In today’s post, however, I will be limiting myself to considering a single issue: the case for a shift to a risk-based approach to inspection, justifying a significant overall reduction in inspection frequency. I will not be discussing in any great detail specific human rights issues, but it is the potential for CQC to act as a human rights inspectorate that leads me to consider this in the first place. I am very well aware that inspection is not a magic wand for human rights issues; it offers no cast iron guarantees against violations. I can tell you, having worked for many care providers, that there are a huge range of things that get tidied away before the CQC’s announced visits. There are behaviours that magically disappear when CQC inspectors are on site.
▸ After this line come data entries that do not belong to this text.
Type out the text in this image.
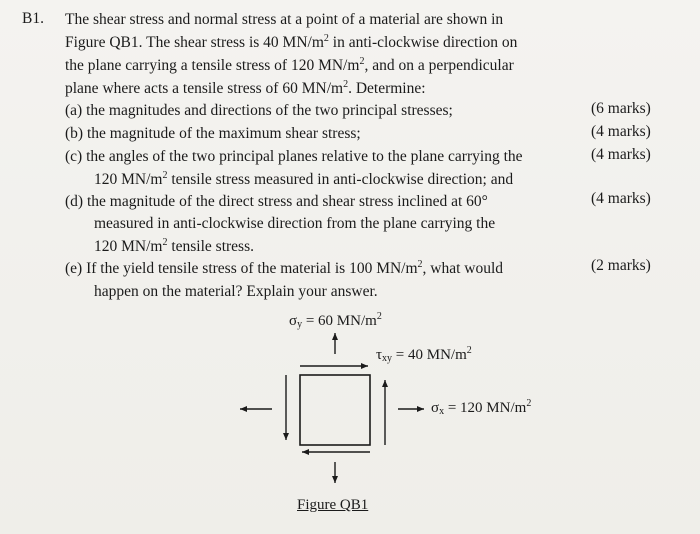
B1. The shear stress and normal stress at a point of a material are shown in
Figure QB1. The shear stress is 40 $MN/m^2$ in anti-clockwise direction on
the plane carrying a tensile stress of 120 $MN/m^2$, and on a perpendicular
plane where acts a tensile stress of 60 $MN/m^2$. Determine:
(a) the magnitudes and directions of the two principal stresses;	(6 marks)
(b) the magnitude of the maximum shear stress;	(4 marks)
(c) the angles of the two principal planes relative to the plane carrying the	(4 marks)
120 $MN/m^2$ tensile stress measured in anti-clockwise direction; and
(d) the magnitude of the direct stress and shear stress inclined at 60°	(4 marks)
measured in anti-clockwise direction from the plane carrying the
120 $MN/m^2$ tensile stress.
(e) If the yield tensile stress of the material is 100 $MN/m^2$, what would	(2 marks)
happen on the material? Explain your answer.
$\sigma_y = 60$ $MN/m^2$
$\tau_{xy} = 40$ $MN/m^2$
$\sigma_x = 120$ $MN/m^2$
Figure QB1
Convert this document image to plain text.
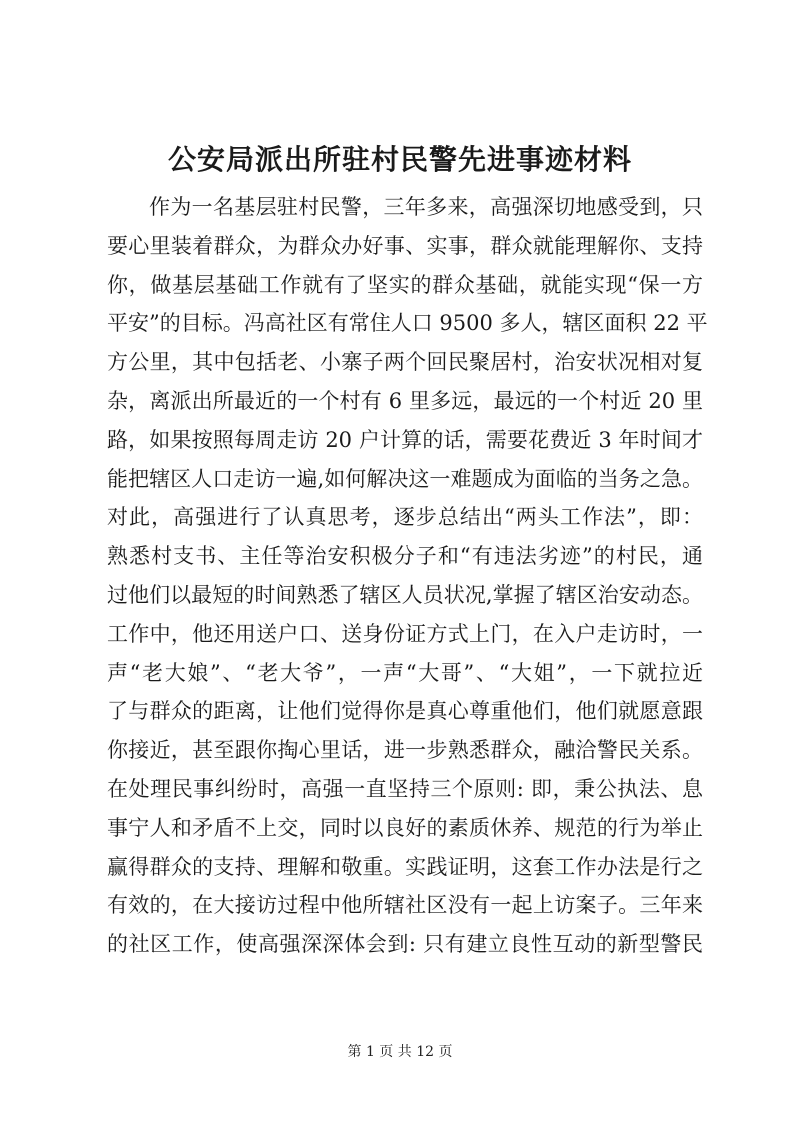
公安局派出所驻村民警先进事迹材料
作为一名基层驻村民警，三年多来，高强深切地感受到，只
要心里装着群众，为群众办好事、实事，群众就能理解你、支持
你，做基层基础工作就有了坚实的群众基础，就能实现“保一方
平安”的目标。冯高社区有常住人口 9500 多人，辖区面积 22 平
方公里，其中包括老、小寨子两个回民聚居村，治安状况相对复
杂，离派出所最近的一个村有 6 里多远，最远的一个村近 20 里
路，如果按照每周走访 20 户计算的话，需要花费近 3 年时间才
能把辖区人口走访一遍,如何解决这一难题成为面临的当务之急。
对此，高强进行了认真思考，逐步总结出“两头工作法”，即：
熟悉村支书、主任等治安积极分子和“有违法劣迹”的村民，通
过他们以最短的时间熟悉了辖区人员状况,掌握了辖区治安动态。
工作中，他还用送户口、送身份证方式上门，在入户走访时，一
声“老大娘”、“老大爷”，一声“大哥”、“大姐”，一下就拉近
了与群众的距离，让他们觉得你是真心尊重他们，他们就愿意跟
你接近，甚至跟你掏心里话，进一步熟悉群众，融洽警民关系。
在处理民事纠纷时，高强一直坚持三个原则: 即，秉公执法、息
事宁人和矛盾不上交，同时以良好的素质休养、规范的行为举止
赢得群众的支持、理解和敬重。实践证明，这套工作办法是行之
有效的，在大接访过程中他所辖社区没有一起上访案子。三年来
的社区工作，使高强深深体会到: 只有建立良性互动的新型警民
第 1 页 共 12 页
However, inspection can – and does – pick up on the more glaring problems with a care provider, and can also have an important preventive function where there is a strong likelihood of a visit from an inspector.
Tuesday, 15 March 2011
CQC's (very slim) first monitoring report on the DoLS
The CQC has a legal duty to monitor the deprivation of liberty safeguards. Regulations give them powers to visit hospitals and care homes, interview patients or residents, and inspect the paperwork in relation to anyone who is deprived of their liberty under the safeguards. They are required, by law, to produce an annual report for parliament, as soon as possible after the end of the financial year 'when requested to do so by the secretary of state'.* The safeguards came into force in April 2009. It is now March 2011, and this is the first report we have seen by CQC (here). There have been other reports, though not by the CQC. The NHS Information Centre produced what is essentially a statistical report into the DoLS last year (here); the report told us that there was very low and uneven uptake of the safeguards, but offered little analysis of why that might be the case. The Mental Health Alliance report last year (here) helped to fill that vacuum of analysis; they drew from their considerable pool of experience of their members to paint a picture of a legal framework that had ‘barely begun to function’. Key problems identified by the Alliance included poor understanding of the safeguards by both managing authorities and supervisory bodies, and in some cases outright resistance to their application or manipulation of their provisions. They stressed that there were many disincentives to their use – excessive bureaucracy, unwelcome additional scrutiny of care practices, empowering detainees and relatives who might object to care plans – coupled with very little real threat of litigation if they were not applied, or applied inappropriately. Some might say that this was a situation when a regulator, who had oversight not only of the managing authorities of care homes and hospitals, but of the supervisory bodies themselves, could have a powerful impact on compliance.